3.1 Objek Penelitian
Objek penulisan ini adalah bisnis travel haji umroh.

3.2 Data yang digunakan
Data yang digunakan adalah data sekunder, yaitu data yang diperoleh penulis secara tidak langsung (melalui media perantara).

3.3 Metode pengumpulan data
Metode pengumpulan data menggunakan studi kepustakaan yaitu mengadakan penelaahan terhadap buku-buku, literatur-literatur, catatan-catatan dan laporan-laporan yang ada hubungannya dengan masalah yang dipecahkan serta menggunakan metode searching di internet, yaitu dengan membaca referensi-referensi berkaitan dengan masalah yang dibahas dalam tugas ini.



BAB IV
PEMBAHASAN

4.1 Perkembangan Etika Bisnis
Perkembangan etika bisnis menurut Bertens (2000):
1.      Zaman Prasejarah: Pada awal sejarah filsafat, Plato, Aristoteles, dan filsuf-filsuf Yunani lain menyelidiki bagaimana sebaiknya mengatur kehidupan manusia bersama dalam negra dan membahas bagaimana kehidupan ekonomi dan kegiatan niaga harus diatur.
2.      Masa Peralihan: pada tahun 1960-an: dimulai pemberontakan terhadap kuasa dan otoritas di Amerika Serikat (AS), revolusi mahasiswa (di ibukota prancis), penolakan terhadap establishment (kemapanan). Hal ini memebri perhatian pada dunia pendidikan, khususnya bidang ilmu manajemen, yaitu dengan menambahkan mata kuliah baru dalam kurikulum dengan nama Business and Society. Topik masalah yang paling sering dibahas adalah corporate social responsibility.
3.      Etika Bisnis Lahir di Amerika Serikat pada 1970-an yang mana sejumlah filsuf mulai terlibat dalam memikirkan masalah-masalah etis disekitar bisnis dan etika bisnis dianggap sebagai suatu tanggapan tepat atas krisis moral yang sedang meliputi dunia bisnis di Amerika Serikat pada saat itu.
4.      Etika Bisnis meluas ke Eropa: tahun 1980-an di Eropa Barat, etika bisnis sebagai ilmu baru mulai berkembang kira-kira 10 tahun kemudian. Terdapat forum pertemuan antara akamdemisi dari universitas serta sekolah bisnis yang disebut European Business Ethics Network (EBEN).
5.      Etika Bisnis menjadi Fenomena secara Global pada 1990-an, dan tidak hanya terbatas lagi pada dunia barat (Eropa, Amerika Serikat). Tetapi etika bisnis sudah dikembangkan diseluruh dunia. Bahkan telah didirikan Internatioal Society for Business, Economics, and Ethics (ISBEE) pada 25-28 Juli 1996 di Tokyo, Jepang.

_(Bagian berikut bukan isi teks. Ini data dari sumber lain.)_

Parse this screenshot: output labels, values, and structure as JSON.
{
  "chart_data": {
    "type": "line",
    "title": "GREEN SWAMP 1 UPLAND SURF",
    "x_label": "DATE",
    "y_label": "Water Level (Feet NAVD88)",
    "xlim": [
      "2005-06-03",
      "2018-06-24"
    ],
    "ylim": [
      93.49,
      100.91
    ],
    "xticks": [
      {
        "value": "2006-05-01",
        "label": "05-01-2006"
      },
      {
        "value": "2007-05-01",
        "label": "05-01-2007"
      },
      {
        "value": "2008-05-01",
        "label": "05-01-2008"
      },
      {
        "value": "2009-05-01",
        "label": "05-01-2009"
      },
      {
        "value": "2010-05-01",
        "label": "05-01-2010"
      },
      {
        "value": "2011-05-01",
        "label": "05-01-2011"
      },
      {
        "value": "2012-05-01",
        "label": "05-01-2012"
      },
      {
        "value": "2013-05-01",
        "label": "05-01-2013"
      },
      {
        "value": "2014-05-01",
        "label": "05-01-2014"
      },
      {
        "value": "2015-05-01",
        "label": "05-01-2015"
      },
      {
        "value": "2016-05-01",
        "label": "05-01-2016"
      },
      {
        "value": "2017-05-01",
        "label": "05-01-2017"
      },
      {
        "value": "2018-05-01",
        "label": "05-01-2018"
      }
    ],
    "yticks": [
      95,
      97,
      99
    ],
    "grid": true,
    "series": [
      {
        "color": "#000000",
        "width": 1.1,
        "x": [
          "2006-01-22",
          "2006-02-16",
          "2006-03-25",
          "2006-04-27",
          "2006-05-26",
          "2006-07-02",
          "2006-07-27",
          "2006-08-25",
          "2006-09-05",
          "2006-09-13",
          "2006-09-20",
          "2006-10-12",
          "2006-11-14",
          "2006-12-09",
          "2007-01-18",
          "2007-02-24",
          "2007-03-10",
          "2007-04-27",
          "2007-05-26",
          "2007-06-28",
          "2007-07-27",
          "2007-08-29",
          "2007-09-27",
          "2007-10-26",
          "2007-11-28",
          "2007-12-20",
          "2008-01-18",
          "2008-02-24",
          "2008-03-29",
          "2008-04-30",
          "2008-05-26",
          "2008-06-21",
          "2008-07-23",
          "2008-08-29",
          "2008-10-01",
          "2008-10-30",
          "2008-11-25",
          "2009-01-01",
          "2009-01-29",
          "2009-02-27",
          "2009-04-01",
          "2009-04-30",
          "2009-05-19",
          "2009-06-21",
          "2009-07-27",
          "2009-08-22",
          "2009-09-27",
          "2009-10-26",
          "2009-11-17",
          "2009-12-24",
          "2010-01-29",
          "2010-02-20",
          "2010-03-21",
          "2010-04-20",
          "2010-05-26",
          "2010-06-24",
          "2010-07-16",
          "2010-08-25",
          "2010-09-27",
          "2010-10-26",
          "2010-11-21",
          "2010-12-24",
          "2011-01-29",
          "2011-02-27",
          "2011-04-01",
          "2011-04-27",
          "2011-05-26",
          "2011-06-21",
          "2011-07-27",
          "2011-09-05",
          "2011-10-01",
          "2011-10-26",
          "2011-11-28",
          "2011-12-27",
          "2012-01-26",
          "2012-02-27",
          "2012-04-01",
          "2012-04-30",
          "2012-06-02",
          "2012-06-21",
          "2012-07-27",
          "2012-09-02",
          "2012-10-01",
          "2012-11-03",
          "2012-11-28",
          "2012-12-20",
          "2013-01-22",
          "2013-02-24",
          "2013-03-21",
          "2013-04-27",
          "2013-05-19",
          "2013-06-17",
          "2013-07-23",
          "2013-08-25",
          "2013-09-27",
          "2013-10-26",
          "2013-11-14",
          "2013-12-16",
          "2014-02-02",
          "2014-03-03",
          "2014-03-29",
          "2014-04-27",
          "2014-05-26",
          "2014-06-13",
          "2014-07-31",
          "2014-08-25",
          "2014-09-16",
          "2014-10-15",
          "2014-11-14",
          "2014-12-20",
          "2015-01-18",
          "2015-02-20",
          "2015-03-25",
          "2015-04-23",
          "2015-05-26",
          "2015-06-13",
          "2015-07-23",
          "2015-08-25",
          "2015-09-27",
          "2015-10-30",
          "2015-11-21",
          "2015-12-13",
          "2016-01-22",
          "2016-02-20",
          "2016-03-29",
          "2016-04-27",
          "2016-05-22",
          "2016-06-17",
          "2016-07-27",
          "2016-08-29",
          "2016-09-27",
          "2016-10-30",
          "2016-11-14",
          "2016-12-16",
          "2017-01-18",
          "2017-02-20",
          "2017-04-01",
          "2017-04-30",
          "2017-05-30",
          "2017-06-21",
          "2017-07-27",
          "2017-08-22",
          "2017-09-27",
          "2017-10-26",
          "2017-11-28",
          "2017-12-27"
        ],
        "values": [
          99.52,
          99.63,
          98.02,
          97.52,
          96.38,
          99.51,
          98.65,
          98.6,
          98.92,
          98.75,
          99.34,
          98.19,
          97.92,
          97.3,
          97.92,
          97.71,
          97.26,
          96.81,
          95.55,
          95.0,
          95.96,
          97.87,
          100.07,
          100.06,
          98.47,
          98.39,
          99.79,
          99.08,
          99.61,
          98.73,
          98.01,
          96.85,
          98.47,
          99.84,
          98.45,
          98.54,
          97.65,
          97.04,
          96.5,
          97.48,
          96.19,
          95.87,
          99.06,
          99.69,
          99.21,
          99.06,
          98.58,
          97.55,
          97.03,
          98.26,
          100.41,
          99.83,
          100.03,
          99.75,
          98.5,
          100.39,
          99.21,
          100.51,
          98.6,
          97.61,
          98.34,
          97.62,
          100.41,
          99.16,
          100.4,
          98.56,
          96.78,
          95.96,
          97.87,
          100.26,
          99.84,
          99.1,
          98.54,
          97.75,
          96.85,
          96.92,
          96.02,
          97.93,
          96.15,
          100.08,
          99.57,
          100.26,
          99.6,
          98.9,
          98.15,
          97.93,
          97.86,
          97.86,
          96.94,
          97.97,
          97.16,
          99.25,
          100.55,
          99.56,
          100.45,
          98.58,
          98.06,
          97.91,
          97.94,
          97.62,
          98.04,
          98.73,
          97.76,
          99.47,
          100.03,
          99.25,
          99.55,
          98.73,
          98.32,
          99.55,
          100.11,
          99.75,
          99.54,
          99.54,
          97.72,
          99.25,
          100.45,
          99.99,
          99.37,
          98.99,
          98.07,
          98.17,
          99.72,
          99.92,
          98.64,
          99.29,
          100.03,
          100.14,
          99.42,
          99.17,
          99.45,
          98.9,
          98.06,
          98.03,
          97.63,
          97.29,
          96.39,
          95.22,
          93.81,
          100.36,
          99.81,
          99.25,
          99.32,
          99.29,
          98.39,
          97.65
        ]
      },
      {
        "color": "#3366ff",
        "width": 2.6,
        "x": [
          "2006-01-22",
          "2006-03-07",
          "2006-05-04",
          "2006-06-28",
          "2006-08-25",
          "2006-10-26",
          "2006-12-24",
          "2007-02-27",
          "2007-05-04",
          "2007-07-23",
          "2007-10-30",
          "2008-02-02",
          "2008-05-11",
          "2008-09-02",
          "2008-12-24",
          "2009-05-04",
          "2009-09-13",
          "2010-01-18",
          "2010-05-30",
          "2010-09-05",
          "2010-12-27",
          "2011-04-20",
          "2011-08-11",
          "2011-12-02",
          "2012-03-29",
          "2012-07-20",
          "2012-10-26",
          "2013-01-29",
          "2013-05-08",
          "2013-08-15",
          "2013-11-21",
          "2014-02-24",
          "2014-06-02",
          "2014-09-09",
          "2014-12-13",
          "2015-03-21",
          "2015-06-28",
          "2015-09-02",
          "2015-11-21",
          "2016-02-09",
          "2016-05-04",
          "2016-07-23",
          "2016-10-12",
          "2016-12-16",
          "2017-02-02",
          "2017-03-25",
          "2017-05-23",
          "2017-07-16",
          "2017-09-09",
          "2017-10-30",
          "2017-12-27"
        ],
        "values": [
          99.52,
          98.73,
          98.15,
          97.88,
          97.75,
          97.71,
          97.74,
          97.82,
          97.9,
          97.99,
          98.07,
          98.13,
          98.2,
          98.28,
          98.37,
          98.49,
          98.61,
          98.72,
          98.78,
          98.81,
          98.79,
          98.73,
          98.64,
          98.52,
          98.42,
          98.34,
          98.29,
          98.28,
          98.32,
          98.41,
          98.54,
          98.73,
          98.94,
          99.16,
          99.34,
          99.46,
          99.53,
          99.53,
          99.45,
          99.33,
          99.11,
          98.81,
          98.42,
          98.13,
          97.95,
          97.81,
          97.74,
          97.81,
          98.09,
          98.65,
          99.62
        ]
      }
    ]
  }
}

4.2 Sasaran dan Lingkup Etika Bisnis
Setelah melihat penting dan relevansinya etika bisnis ada baiknya kita tinjau lebih lanjut apa saja sasaran dan lingkup etika bisnis itu. Ada tiga sasaran dan lingkup pokok etika bisnis, yaitu:
1.    Etika bisnis sebagai etika profesi membahas berbagai prinsip, kondisi dan masalah yang terkait dengan praktek bisnis yang baik dan etis. Dengan kata lain, etika bisnis yang pertama bertujuan untuk menghimbau para pelaku bisnis untuk menjalankan bisnisnya secara baik dan etis. Karena lingkup etika bisnis yang pertama ini lebih sering ditujukan kepada para manajer dan pelaku bisnis, dan lebih sering berbicara mengenai bagaimana perilaku bisnis yang baik dan etis.
2.    Etika bisnis untuk menyadarkan masyarakat, khususnya konsumen, buruh atau karyawan, dan masyarakat luas pemilik aset umum semacam lingkungan hidup, akan hak dan kepentingan mereka yang tidak boleh dilanggar oleh praktek bisnis siapa pun juga. Pada tingkat inietika bisnis berfungsi untuk menggungah masyarakat untuk bertindak menuntut para pelaku bisnis untuk berbisnis secara baik demi terjaminnya hak dan kepentingan masyarakat tersebut.
3.    Etika bisnis juga berbicara mengenai system ekonomi yang sangat menentukan etis tidaknya suatu praktek bisnis dalam hal ini etika bisnis lebih bersifat makro, yang karena itu barangkali lebih tepat disebut sebagai etika ekonomi.

4.3    Manfaat Etika Bisnis Bagi Perusahaan
1.      Dapat meningkatkan kredibilitas suatu perusahaan, karena etika telah dijadikan sebagai corporate culture. Dengan adanya etika bisnis, secara intern semua karyawan terikat dengan standard etis yang sama, sehingga akan mengambil kebijakan/keputusan yang sama terhadap kasus sejenis yang timbul.
2.      Dapat membantu menghilangkan grey area (kawasan kelabu) dibidang etika. (penerimaan komisi, penggunaan tenaga kerja anak, kewajiban perusahaan dalam melindungi lingkungan hidup).
3.      Menjelaskan bagaimana perusahaan menilai tanggung jawab sosialnya.
4.      Menyediakan bagi perusahaan dan dunia bisnis pada umumnya, kemungkinan untuk mengatur diri sendiri (self regulation).
5.      Bagi perusahaan yang telah go publik dapat memperoleh manfaat berupa meningkatnya kepercayaan para investor. Selain itu karena adanya kenaikan harga saham, maka dapat menarik minat para investor untuk membeli saham perusahaan tersebut.
6.      Dapat meningkatkan daya saing (competitive advantage) perusahaan
7.      Membangun corporate image / citra positif , serta dalam jangka panjang dapat menjaga kelangsungan hidup perusahaan (sustainable company).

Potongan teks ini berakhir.